"Who?" Winston tried unsuccessfully to extract his arm from her grasp.

"I know he wanted to take the guns you have, but they were for us to fight for our freedom. He wished you no harm."

Good God, so she had been part of it too! He almost laughed aloud, thinking how Benjamin Briggs had been cozened by all his slaves, even his half-African mistress. "You mean that Yoruba, Atiba? Tell him he can go straight to hell. Do you have any idea what he had his men do last night?"

She looked up, puzzled, her eyes still pleading through the rain.

"No, I don't suppose you could." He shrugged. "It scarcely matters now. But his parting words were an offer to kill me, no more than a few hours ago. So I say damned to him."

"He is a man. No more than you, but no less. He was bom free; yet now he is a slave.
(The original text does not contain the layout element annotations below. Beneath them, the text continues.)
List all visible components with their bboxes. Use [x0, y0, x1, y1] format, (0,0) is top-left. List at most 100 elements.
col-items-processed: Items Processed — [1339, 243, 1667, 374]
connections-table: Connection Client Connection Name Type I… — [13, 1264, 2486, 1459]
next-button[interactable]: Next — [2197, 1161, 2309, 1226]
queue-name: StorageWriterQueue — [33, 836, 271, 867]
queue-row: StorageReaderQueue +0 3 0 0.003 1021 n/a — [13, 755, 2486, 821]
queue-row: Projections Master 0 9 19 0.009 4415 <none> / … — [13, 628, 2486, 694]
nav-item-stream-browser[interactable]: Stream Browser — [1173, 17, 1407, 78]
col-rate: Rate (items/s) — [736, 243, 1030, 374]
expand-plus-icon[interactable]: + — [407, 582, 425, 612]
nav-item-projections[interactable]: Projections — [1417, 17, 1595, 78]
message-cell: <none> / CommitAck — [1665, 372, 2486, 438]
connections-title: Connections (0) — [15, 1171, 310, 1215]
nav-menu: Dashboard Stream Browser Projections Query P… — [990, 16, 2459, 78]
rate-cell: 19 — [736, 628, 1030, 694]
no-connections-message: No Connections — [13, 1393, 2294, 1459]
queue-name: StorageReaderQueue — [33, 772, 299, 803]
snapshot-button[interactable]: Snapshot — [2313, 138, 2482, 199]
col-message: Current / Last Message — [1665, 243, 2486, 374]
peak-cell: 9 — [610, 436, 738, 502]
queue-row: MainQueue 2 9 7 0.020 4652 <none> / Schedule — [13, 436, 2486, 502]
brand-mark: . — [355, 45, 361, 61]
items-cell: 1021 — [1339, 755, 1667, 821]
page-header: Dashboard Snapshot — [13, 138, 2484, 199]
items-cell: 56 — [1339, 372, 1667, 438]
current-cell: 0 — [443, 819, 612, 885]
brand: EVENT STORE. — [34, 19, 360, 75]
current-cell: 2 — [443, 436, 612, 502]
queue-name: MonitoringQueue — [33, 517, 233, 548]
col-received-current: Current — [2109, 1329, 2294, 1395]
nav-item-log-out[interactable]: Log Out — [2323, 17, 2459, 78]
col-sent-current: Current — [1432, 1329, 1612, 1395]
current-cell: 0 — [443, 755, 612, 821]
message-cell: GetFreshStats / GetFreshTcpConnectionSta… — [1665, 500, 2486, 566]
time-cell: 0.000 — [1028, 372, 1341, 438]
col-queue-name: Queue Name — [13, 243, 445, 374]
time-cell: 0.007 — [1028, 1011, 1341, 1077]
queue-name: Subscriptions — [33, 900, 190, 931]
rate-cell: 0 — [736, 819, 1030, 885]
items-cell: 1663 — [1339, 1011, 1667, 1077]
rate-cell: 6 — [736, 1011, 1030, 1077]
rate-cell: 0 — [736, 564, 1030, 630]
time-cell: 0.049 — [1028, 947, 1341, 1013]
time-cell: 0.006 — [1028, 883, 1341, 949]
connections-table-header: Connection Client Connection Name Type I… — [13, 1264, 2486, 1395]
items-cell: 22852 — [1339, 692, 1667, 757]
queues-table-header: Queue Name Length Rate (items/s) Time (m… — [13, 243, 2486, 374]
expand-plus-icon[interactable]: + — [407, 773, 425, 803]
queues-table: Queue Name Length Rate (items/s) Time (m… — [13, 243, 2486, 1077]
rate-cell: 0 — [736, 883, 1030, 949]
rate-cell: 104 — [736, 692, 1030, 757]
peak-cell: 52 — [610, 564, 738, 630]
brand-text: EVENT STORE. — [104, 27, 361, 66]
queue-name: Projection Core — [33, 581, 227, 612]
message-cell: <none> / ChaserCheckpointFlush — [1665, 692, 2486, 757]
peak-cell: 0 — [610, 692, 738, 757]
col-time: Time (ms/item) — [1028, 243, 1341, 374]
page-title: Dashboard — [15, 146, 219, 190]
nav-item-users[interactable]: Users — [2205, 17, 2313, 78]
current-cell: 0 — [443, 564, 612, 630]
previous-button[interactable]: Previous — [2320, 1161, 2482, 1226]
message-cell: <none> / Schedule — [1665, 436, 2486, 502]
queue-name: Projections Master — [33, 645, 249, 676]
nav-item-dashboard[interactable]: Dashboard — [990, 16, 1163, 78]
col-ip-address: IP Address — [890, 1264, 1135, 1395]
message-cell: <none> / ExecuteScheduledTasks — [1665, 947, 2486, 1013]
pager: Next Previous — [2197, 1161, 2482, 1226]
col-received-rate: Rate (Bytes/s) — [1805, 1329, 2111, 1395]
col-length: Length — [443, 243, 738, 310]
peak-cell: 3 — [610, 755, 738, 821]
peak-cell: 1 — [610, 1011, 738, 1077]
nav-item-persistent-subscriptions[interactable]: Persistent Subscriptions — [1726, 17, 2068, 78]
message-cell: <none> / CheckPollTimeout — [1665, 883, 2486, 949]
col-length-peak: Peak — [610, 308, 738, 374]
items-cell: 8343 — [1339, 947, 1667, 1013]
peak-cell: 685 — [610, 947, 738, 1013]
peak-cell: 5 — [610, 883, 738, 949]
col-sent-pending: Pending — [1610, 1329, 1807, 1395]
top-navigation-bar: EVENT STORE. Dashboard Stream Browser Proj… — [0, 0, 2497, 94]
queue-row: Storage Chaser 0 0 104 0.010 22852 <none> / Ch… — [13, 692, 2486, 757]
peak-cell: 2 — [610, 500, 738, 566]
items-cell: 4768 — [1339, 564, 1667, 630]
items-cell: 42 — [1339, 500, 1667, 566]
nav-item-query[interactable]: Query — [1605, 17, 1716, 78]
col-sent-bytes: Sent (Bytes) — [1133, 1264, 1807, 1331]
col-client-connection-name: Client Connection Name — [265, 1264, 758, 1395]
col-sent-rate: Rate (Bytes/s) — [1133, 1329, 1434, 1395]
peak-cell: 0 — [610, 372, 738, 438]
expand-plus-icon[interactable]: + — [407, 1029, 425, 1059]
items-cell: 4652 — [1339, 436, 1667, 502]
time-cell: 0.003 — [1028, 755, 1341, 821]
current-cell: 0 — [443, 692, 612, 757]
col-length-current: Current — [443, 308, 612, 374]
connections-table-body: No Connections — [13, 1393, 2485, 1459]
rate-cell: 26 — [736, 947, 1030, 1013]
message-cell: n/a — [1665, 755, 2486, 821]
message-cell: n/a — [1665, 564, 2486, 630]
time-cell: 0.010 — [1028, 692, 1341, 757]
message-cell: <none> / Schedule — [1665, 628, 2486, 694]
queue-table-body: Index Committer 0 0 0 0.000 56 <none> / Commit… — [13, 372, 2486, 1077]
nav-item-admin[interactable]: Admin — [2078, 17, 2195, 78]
His people are slaves." She paused, and when she did, a distant roll of thunder melted into the rain. "He did what he had to do. For his people, for me."

"All he and his 'people' managed was to help the Commonwealth bring this island to its knees."

"How? Because he led the Yoruba in a revolt against slavery?" She gripped his arm even tighter. "If he helped defeat the planters, then I am glad. Perhaps it will be the end of slavery after all."

Winston smiled sadly. "It's only the beginning of that accursed trade. He might have stopped it—who knows?—if he'd won. But he lost. So that's the end of it. For him, for Barbados."

"But you can save him." She tugged Winston back as he tried to brush past her. "I know you are leaving. Take him with you."